The Professional Review Board of ATF sent notice of its recommendations in the last few days, setting off the beginning of what is likely to be a long process of appeals and, potentially, litigation.
Those recommended for removal are Mark Chait, Assistant Director for Field Operations; William McMahon, Deputy Assistant Director; William Newell, Special Agent in Charge of the ATF Phoenix Field Office; and George Gillett, Assistant Special Agent in Charge of the Phoenix Field Office.
Additionally, David Voth, a group supervisor in the Phoenix Field Office; and Hope MacAllister, a special agent in Phoenix; are also facing reprimand. Under the review board’s recommendations, Voth would be demoted to a street agent and MacAllister would face a disciplinary transfer to another ATF job, the Journal reported.
The report also states those under review by the board could have their security clearances revoked.
Senior ATF officials will now review the board’s recommendations, and the agents are given the opportunity to appeal their decision. All of the ATF officials were mentioned in the Justice Department’s Inspector General report released earlier this year, which reviewed the management failures in the operation.

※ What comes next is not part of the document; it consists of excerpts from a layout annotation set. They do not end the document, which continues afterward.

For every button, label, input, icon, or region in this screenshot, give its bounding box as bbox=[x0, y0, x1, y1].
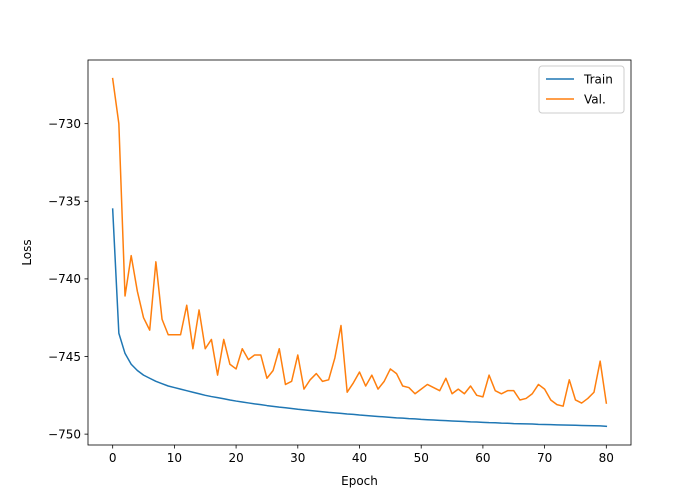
series-line-val bbox=[111, 77, 608, 407]
x-tick-label: 0 bbox=[109, 451, 117, 465]
x-tick-label: 60 bbox=[475, 451, 490, 465]
legend-box bbox=[538, 65, 625, 114]
legend-val-label: Val. bbox=[584, 93, 606, 107]
legend: Train Val. bbox=[538, 65, 625, 114]
y-tick-label: −750 bbox=[48, 427, 81, 441]
y-tick-label: −740 bbox=[48, 272, 81, 286]
x-axis: 0 10 20 30 40 50 60 70 80 bbox=[109, 445, 614, 465]
legend-train-label: Train bbox=[583, 73, 613, 87]
y-axis: −730 −735 −740 −745 −750 bbox=[48, 117, 88, 441]
series-layer bbox=[111, 77, 608, 428]
x-tick-label: 80 bbox=[599, 451, 614, 465]
x-tick-label: 40 bbox=[352, 451, 367, 465]
series-line-train bbox=[111, 208, 608, 428]
x-tick-label: 50 bbox=[414, 451, 429, 465]
x-tick-label: 10 bbox=[167, 451, 182, 465]
y-tick-label: −735 bbox=[48, 195, 81, 209]
y-axis-label: Loss bbox=[20, 239, 34, 265]
x-tick-label: 30 bbox=[290, 451, 305, 465]
plot-area bbox=[88, 60, 631, 445]
x-tick-label: 70 bbox=[537, 451, 552, 465]
x-tick-label: 20 bbox=[228, 451, 243, 465]
y-tick-label: −745 bbox=[48, 350, 81, 364]
x-axis-label: Epoch bbox=[341, 474, 378, 488]
y-tick-label: −730 bbox=[48, 117, 81, 131]
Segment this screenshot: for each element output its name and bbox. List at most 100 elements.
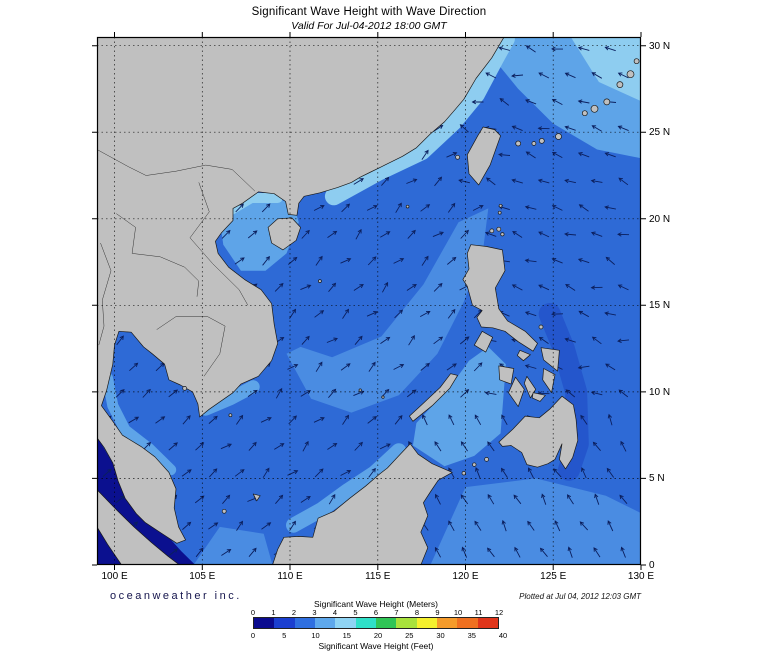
small-island (381, 395, 385, 399)
legend-meters-tick-6: 6 (373, 608, 379, 617)
lon-label-105: 105 E (189, 571, 216, 582)
legend-meters-tick-10: 10 (453, 608, 463, 617)
small-island (461, 471, 466, 476)
mindanao-island (498, 395, 579, 470)
legend-meters-tick-12: 12 (494, 608, 504, 617)
small-island (626, 70, 635, 79)
small-island (633, 58, 640, 65)
legend-color-segment-4 (335, 618, 356, 628)
legend-meters-tick-2: 2 (291, 608, 297, 617)
mainland-asia (97, 37, 505, 544)
legend-color-segment-5 (355, 618, 376, 628)
lon-label-130: 130 E (627, 571, 655, 582)
axis-tick-marks (92, 32, 646, 570)
legend-color-segment-11 (477, 618, 498, 628)
small-island (538, 324, 544, 330)
legend-color-segment-9 (436, 618, 458, 628)
legend-color-segment-0 (254, 618, 275, 628)
legend-feet-tick-10: 10 (311, 631, 320, 640)
small-island (497, 210, 502, 215)
lat-label-20: 20 N (649, 213, 671, 225)
lon-label-115: 115 E (365, 571, 391, 582)
legend-feet-tick-40: 40 (498, 631, 508, 640)
legend-feet-tick-15: 15 (342, 631, 351, 640)
plotted-timestamp: Plotted at Jul 04, 2012 12:03 GMT (519, 592, 641, 601)
panay-island (498, 365, 515, 385)
taiwan-island (466, 126, 501, 186)
small-island (500, 232, 505, 237)
lon-label-120: 120 E (452, 571, 479, 582)
small-island (221, 508, 227, 514)
landmass-layer (97, 37, 640, 565)
lat-label-30: 30 N (649, 40, 671, 52)
legend-meters-tick-3: 3 (312, 608, 317, 617)
natuna-island (252, 493, 261, 502)
legend-feet-tick-25: 25 (405, 631, 414, 640)
small-island (590, 104, 599, 113)
legend-feet-tick-30: 30 (436, 631, 445, 640)
small-island (318, 279, 322, 283)
legend-meters-tick-4: 4 (332, 608, 338, 617)
page-title: Significant Wave Height with Wave Direct… (251, 6, 487, 18)
ocean-shading (97, 37, 641, 565)
legend-feet-tick-5: 5 (282, 631, 287, 640)
sumatra-island (97, 489, 180, 565)
small-island (555, 133, 562, 140)
legend-meters-label: Significant Wave Height (Meters) (314, 599, 438, 609)
lat-label-0: 0 (649, 559, 655, 571)
lon-label-125: 125 E (540, 571, 567, 582)
legend-color-segment-8 (416, 618, 437, 628)
legend-meters-tick-9: 9 (435, 608, 440, 617)
small-island (484, 457, 489, 462)
legend-meters-tick-8: 8 (414, 608, 420, 617)
luzon-island (462, 244, 538, 352)
legend-color-segment-1 (274, 618, 295, 628)
legend-color-segment-7 (396, 618, 417, 628)
small-island (581, 110, 588, 117)
small-island (358, 388, 362, 392)
legend-color-segment-3 (314, 618, 336, 628)
lon-label-100: 100 E (101, 571, 128, 582)
small-island (515, 140, 522, 147)
legend-meters-tick-11: 11 (474, 608, 483, 617)
legend-colorbar (253, 617, 499, 629)
palawan-island (409, 373, 458, 422)
legend-meters-tick-1: 1 (271, 608, 276, 617)
small-island (405, 204, 410, 209)
wave-height-map (92, 32, 646, 570)
legend-color-segment-10 (457, 618, 478, 628)
small-island (228, 413, 233, 418)
small-island (531, 141, 537, 146)
small-island (472, 462, 477, 467)
lat-label-5: 5 N (649, 473, 665, 485)
map-frame (96, 36, 642, 566)
small-island (498, 203, 503, 208)
small-island (455, 154, 460, 160)
legend-feet-tick-20: 20 (373, 631, 383, 640)
bohol-island (531, 392, 546, 402)
lon-label-110: 110 E (277, 571, 303, 582)
legend-feet-tick-0: 0 (250, 631, 256, 640)
mindoro-island (473, 330, 494, 353)
small-island (489, 228, 495, 234)
legend-meters-tick-7: 7 (394, 608, 399, 617)
country-borders (97, 149, 256, 377)
legend-meters-tick-0: 0 (250, 608, 256, 617)
lat-label-15: 15 N (649, 300, 671, 312)
small-island (182, 386, 188, 391)
leyte-island (542, 368, 556, 394)
legend-feet-tick-35: 35 (467, 631, 476, 640)
lat-label-10: 10 N (649, 386, 671, 398)
masbate-island (516, 349, 531, 362)
lat-label-25: 25 N (649, 127, 671, 139)
borneo-island (272, 443, 453, 565)
small-island (538, 138, 545, 144)
legend-color-segment-2 (294, 618, 315, 628)
small-island (496, 226, 502, 232)
hainan-island (267, 217, 301, 251)
oceanweather-logo-text: oceanweather inc. (110, 590, 242, 602)
valid-time-subtitle: Valid For Jul-04-2012 18:00 GMT (291, 20, 447, 32)
legend-meters-tick-5: 5 (353, 608, 358, 617)
small-island (616, 81, 624, 88)
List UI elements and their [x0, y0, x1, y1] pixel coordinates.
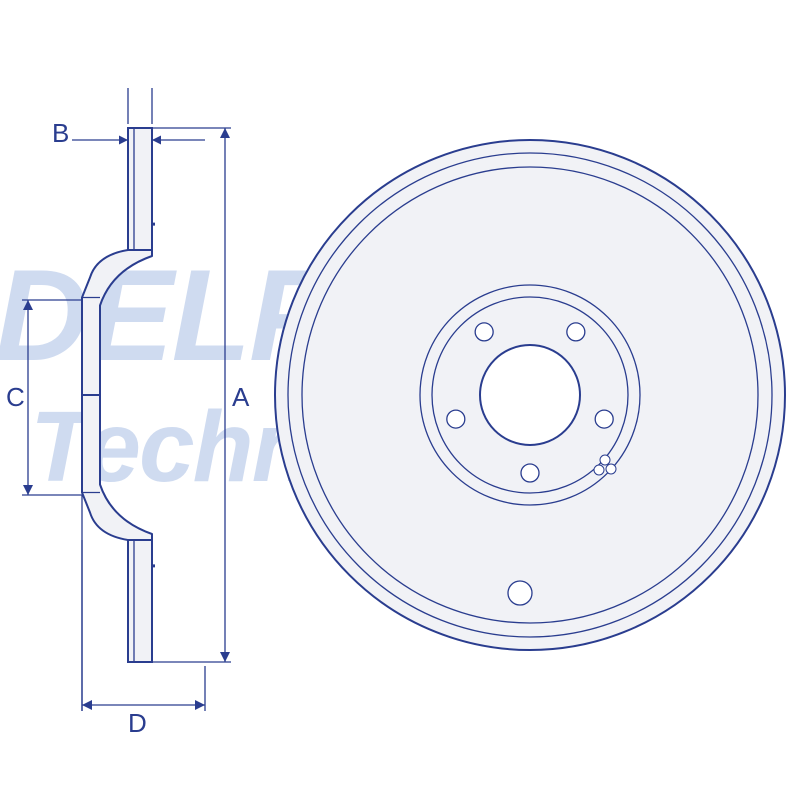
diagram-canvas: DELPHI Technologies A B C D: [0, 0, 800, 800]
dim-label-a: A: [232, 382, 249, 413]
dim-label-b: B: [52, 118, 69, 149]
technical-drawing: [0, 0, 800, 800]
dim-label-c: C: [6, 382, 25, 413]
dim-label-d: D: [128, 708, 147, 739]
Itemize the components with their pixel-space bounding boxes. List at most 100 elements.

McMahon was dismissed last week, according to the report, but that decision is subject to appeal.
“Mr. McMahon was unfortunately the victim of a politically charged football match over an operation that was officially sanctioned,” McMahon’s lawyer, Mark S. Zaid, told the Wall Street Journal. ”As a result, he was terminated less than a month shy of achieving his 25-year pension. He’ll absolutely be appealing that decision.”
Gillett’s attorney, Peter Noone, told Main Justice in an email that Gillett has received a proposal for his removal.
“We will be responding to that proposal,” he said. “Given that this matter is likely to involve litigation, I cannot provide any additional information.”
Attorney for Chait, David Laufman, told Main Justice that his client “has not been advised of any adverse finding or recommendation by the Professional Review Board at ATF, and any such action would be utterly without merit.”
“Mr. Chait had no contemporaneous knowledge or reason to believe that ATF agents in the Phoenix field division were allowing firearms to flow to suspected straw purchasers, or were foregoing the interdiction of firearms transfers when operationally feasible and permissible under law,” he said in a statement.
Lawyers for Newell and Voth and an ATF spokesman declined comment. MacAllister’s lawyer did not a return a request for comment.
Fast and Furious was a gun investigation run out of Arizona by ATF. Agents aimed to track the flow of guns sold to strawbuyers and then smuggled across the border. Hundreds of guns went missing, however, and two were found at the scene of a shootout between U.S. Border Patrol agents and Mexican bandits. Border Agent Brian Terry was killed in the gunfire in December 2010.